The Georgia Bulletin

Sat, Nov 22, 2008


What I Have Seen and Heard - Archbishop Gregory's Weekly Column

Print Issue: October 31, 1991

Sisters Of The Cenacle To Offer Retreats In Archdiocese

By Thea Jarvis

The Congregation of Our Lady of the Retreat in the Cenacle, popularly known as the Cenacle Sisters, will bring its ministry of retreats and programs of spiritual development to the archdiocese of Atlanta at the end of this year.

The arrival of the sisters in North Georgia coincides with the congregation’s centenary celebration of their beginnings in North America.

“It’s a year of exploration” to see how their ministry will be received, Sister Susan Arcaro, RC, said of the venture.
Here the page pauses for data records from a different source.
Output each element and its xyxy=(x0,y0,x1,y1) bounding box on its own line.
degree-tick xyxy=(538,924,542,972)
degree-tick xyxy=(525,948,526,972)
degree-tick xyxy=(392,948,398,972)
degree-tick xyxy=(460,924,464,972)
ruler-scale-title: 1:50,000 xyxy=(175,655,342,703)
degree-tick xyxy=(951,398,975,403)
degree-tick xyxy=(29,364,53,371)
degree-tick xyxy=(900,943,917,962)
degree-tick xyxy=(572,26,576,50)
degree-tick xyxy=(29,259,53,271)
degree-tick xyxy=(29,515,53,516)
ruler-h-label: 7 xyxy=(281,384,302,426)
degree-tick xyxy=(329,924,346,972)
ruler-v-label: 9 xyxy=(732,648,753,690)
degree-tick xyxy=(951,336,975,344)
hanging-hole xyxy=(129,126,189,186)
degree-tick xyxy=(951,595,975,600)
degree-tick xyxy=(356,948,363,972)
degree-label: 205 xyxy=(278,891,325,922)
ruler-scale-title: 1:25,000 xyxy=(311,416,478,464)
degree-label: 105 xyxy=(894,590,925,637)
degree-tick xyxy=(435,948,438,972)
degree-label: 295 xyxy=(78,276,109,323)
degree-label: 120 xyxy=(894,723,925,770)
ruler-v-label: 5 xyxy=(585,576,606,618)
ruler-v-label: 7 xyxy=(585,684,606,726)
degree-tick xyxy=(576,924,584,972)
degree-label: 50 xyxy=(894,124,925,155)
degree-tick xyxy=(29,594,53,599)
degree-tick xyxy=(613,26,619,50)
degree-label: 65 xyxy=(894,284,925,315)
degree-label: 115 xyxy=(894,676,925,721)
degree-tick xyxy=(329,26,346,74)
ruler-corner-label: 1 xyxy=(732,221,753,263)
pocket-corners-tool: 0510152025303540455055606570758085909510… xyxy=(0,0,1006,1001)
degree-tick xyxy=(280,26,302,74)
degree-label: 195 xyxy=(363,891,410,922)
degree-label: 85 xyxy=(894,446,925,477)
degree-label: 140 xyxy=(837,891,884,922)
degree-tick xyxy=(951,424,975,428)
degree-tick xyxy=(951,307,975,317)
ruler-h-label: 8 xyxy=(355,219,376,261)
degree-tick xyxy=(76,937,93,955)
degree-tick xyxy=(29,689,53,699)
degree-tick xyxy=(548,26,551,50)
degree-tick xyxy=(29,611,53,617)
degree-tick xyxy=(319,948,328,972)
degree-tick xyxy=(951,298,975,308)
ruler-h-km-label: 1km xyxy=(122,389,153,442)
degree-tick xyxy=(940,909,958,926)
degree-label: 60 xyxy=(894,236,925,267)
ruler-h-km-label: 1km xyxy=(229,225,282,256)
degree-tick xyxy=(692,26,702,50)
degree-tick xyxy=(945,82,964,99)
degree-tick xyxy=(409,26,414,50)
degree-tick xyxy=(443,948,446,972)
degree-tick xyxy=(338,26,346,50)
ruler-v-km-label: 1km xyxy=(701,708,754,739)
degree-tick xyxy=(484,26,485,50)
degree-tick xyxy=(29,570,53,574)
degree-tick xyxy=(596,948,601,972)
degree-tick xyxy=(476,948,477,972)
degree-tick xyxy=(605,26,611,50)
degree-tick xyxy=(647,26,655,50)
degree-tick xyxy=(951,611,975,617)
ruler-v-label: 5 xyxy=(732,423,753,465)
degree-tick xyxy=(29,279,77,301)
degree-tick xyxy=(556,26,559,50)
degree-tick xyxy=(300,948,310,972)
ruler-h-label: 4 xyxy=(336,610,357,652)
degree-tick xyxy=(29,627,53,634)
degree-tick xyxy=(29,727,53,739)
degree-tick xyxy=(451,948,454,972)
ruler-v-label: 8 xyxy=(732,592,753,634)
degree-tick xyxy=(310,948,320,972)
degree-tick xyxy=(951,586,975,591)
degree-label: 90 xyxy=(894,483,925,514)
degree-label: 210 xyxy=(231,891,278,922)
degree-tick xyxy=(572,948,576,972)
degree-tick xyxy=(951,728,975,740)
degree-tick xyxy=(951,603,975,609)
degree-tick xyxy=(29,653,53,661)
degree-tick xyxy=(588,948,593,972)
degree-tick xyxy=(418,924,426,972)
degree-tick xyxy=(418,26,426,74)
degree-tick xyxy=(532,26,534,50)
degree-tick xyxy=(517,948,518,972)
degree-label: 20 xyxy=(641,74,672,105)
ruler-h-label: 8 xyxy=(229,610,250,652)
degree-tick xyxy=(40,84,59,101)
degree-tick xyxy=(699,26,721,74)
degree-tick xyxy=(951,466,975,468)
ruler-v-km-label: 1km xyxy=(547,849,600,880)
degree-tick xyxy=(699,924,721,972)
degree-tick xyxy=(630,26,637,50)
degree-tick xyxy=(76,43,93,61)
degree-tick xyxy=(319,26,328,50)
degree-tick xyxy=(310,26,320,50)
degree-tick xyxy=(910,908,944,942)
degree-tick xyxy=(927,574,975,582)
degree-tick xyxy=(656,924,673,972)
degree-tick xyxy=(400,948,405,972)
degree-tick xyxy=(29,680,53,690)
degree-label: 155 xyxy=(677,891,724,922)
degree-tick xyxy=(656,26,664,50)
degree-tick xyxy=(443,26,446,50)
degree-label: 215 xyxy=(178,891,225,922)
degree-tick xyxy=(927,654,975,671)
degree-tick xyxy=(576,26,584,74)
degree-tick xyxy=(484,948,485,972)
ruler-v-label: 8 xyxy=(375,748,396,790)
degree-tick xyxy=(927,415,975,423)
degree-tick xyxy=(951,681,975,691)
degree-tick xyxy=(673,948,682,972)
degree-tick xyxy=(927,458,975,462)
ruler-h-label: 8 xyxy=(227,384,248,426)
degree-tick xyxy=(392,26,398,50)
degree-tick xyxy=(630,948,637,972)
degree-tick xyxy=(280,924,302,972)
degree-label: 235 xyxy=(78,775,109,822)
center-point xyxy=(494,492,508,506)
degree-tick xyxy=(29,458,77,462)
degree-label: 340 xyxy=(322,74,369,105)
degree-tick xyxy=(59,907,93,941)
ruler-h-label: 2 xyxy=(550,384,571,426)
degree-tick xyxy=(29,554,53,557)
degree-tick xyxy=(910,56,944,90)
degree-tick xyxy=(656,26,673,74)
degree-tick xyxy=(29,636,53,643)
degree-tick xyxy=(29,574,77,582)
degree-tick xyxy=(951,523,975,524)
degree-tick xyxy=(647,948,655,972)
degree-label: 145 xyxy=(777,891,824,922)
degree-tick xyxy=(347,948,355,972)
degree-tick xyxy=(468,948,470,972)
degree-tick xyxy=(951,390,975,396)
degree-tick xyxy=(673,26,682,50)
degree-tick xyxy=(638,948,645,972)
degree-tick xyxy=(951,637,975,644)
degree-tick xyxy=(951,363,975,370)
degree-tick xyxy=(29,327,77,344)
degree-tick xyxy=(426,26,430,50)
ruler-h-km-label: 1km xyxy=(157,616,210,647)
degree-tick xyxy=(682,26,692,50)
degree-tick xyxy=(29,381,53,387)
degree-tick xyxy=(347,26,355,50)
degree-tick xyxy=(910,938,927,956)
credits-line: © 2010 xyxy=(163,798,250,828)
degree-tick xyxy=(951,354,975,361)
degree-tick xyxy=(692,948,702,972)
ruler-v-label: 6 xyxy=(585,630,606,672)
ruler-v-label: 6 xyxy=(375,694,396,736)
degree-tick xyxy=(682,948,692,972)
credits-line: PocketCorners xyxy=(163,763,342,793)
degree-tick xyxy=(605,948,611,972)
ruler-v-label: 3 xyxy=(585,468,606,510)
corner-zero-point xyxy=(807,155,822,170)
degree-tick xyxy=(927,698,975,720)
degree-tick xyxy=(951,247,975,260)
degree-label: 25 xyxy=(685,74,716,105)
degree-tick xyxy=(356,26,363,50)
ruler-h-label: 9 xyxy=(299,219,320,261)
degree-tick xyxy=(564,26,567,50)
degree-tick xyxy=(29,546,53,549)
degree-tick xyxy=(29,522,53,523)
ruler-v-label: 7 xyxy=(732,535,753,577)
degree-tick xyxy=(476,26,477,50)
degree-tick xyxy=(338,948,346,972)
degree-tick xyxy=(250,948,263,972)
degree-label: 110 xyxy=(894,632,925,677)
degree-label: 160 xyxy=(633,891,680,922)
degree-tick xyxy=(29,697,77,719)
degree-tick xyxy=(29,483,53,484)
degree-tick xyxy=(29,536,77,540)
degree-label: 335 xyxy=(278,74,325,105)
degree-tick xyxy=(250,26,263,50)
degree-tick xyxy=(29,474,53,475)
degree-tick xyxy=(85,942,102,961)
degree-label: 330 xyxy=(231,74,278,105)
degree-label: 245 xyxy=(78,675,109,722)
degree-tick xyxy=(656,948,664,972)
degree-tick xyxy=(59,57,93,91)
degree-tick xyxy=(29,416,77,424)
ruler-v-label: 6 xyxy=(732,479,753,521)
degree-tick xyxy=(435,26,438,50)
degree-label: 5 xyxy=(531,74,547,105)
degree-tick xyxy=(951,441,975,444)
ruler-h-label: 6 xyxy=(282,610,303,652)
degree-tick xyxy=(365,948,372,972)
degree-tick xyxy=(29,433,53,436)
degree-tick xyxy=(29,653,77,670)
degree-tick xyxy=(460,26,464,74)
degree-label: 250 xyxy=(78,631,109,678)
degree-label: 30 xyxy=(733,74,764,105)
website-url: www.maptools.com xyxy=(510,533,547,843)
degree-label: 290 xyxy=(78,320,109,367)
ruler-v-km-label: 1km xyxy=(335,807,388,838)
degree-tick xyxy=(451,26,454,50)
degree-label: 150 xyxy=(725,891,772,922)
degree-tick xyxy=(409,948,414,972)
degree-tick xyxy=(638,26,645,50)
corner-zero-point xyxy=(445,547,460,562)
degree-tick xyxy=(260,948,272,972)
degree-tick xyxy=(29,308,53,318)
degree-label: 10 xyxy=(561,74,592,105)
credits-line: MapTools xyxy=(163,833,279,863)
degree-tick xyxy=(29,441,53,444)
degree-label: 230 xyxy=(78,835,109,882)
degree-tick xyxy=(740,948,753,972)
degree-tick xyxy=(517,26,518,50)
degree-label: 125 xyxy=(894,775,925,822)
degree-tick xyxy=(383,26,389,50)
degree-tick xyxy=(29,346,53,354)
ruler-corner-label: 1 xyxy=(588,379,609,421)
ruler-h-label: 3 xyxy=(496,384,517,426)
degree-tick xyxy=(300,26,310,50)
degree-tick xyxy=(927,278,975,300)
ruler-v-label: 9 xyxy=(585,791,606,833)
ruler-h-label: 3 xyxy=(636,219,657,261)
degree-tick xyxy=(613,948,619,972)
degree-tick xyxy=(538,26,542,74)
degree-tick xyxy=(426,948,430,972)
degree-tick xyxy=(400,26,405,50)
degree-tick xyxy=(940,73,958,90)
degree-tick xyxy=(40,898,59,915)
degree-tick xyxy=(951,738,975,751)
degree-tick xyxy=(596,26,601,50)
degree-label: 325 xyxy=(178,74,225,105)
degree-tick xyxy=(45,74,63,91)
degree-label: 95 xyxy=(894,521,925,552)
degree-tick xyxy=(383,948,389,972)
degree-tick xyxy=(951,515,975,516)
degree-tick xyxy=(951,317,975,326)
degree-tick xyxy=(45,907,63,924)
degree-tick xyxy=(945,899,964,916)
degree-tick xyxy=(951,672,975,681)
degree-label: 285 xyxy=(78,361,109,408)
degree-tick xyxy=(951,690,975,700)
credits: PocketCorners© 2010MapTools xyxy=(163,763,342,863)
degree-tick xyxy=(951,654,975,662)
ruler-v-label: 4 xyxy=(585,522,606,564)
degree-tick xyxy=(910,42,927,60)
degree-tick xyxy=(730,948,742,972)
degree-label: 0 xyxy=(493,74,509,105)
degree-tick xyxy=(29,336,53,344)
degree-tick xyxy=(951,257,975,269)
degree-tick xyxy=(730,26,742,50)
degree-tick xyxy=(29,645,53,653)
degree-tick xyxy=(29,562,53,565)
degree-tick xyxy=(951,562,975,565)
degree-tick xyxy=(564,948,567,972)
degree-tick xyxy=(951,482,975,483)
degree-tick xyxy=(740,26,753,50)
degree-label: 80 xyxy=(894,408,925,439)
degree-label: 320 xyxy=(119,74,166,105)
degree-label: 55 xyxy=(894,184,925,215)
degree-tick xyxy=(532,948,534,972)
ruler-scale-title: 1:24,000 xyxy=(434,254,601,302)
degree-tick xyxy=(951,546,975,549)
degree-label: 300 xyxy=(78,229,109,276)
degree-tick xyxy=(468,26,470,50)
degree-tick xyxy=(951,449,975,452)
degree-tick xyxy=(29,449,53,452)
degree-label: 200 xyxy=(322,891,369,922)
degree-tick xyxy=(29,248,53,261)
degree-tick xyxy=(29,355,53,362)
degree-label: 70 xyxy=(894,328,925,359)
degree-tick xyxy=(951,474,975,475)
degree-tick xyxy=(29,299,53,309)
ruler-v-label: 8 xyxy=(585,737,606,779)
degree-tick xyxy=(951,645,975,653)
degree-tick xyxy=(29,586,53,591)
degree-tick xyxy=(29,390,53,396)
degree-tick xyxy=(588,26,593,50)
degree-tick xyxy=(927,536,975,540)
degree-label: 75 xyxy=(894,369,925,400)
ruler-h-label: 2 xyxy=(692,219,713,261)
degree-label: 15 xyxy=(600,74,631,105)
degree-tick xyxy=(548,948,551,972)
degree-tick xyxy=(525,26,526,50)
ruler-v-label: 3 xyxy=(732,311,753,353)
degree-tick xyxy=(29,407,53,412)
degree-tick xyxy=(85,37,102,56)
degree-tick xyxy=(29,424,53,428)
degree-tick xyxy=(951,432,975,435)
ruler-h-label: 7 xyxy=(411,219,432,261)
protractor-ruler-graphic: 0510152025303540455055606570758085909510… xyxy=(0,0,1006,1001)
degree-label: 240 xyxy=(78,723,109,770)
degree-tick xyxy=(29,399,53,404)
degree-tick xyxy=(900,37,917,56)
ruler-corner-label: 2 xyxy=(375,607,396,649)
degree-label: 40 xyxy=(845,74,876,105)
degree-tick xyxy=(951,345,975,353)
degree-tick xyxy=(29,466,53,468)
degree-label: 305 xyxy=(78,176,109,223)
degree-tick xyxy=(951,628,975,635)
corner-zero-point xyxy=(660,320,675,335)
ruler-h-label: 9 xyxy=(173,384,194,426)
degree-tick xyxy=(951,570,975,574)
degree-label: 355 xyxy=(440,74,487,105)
For approximately one year, the sisters will undertake a “mobile ministry,” she said, staying part-time in North Georgia and the remainder of their time in regular assignments.

Sister Arcaro, who helped coordinate the North Georgia connection and is currently stationed in Vienna, Va., said the Cenacle Sisters have been talking about coming to the Atlanta area, “brainstorming over where our ministry was really needed,” for six or seven years. The fact that the Southern U.S. has fewer centers for spiritual growth figured strongly in the decision-making, she explained.

Initial weekend retreats are scheduled for Advent and Lent, with a day of prayer planned for the pre-Christmas season. Visitors will be welcomed at an open house December 15.

All activities will take place at the residence of Fred and Virginia Hedges, longtime parishioners of Immaculate Heart of Mary Church who have made their vacation property in Hoschton, Georgia, available for retreats in recent years.

Fred Hedges said the home he built four years ago is equipped with a third floor “conference” room, ample bed space and open living areas.

“You can do everything there you can do at a retreat house,” he said, happy that the sisters will have use of it.

A 10-acre tract of adjacent land was purchased by the Hedges two years ago and an 1827 farmhouse left on the property was restored, providing additional room.

“I didn’t know what the Lord wanted to use it for,” Hedges said. The rustic two-story, known as the Watkins House, will accommodate the sisters when they arrive in December.

The Sisters of the Cenacle have been looking to expand their ministry in the South when they met local Glenmary Father Louis McNeil at a retreat in West Virginia. Father McNeil, whose community had used the Hedges’ homestead for retreats and conferences, mentioned the couple’s desire to develop a retreat center and said he would tell them of the sisters’ interest.

Sister Acraro, who has spent 30 years in religious life, has found herself drawn to ministry in North Georgia.

“I had a sense that the church there was alive,” she said. “I felt our ministry would really give that much more life to the church in Atlanta.”

The Sisters of the Cenacle were founded in France in 1826 by St. Therese Coudere and Father Stephen Terme. The international community now ministers in 15 countries and in the United States. The eastern province of the congregation, with headquarters in Lake Ronkonkoma, New York, numbers some 140 women and stretches from Rochester to Lantana, Florida and from Charleston, West Virginia to the East Coast.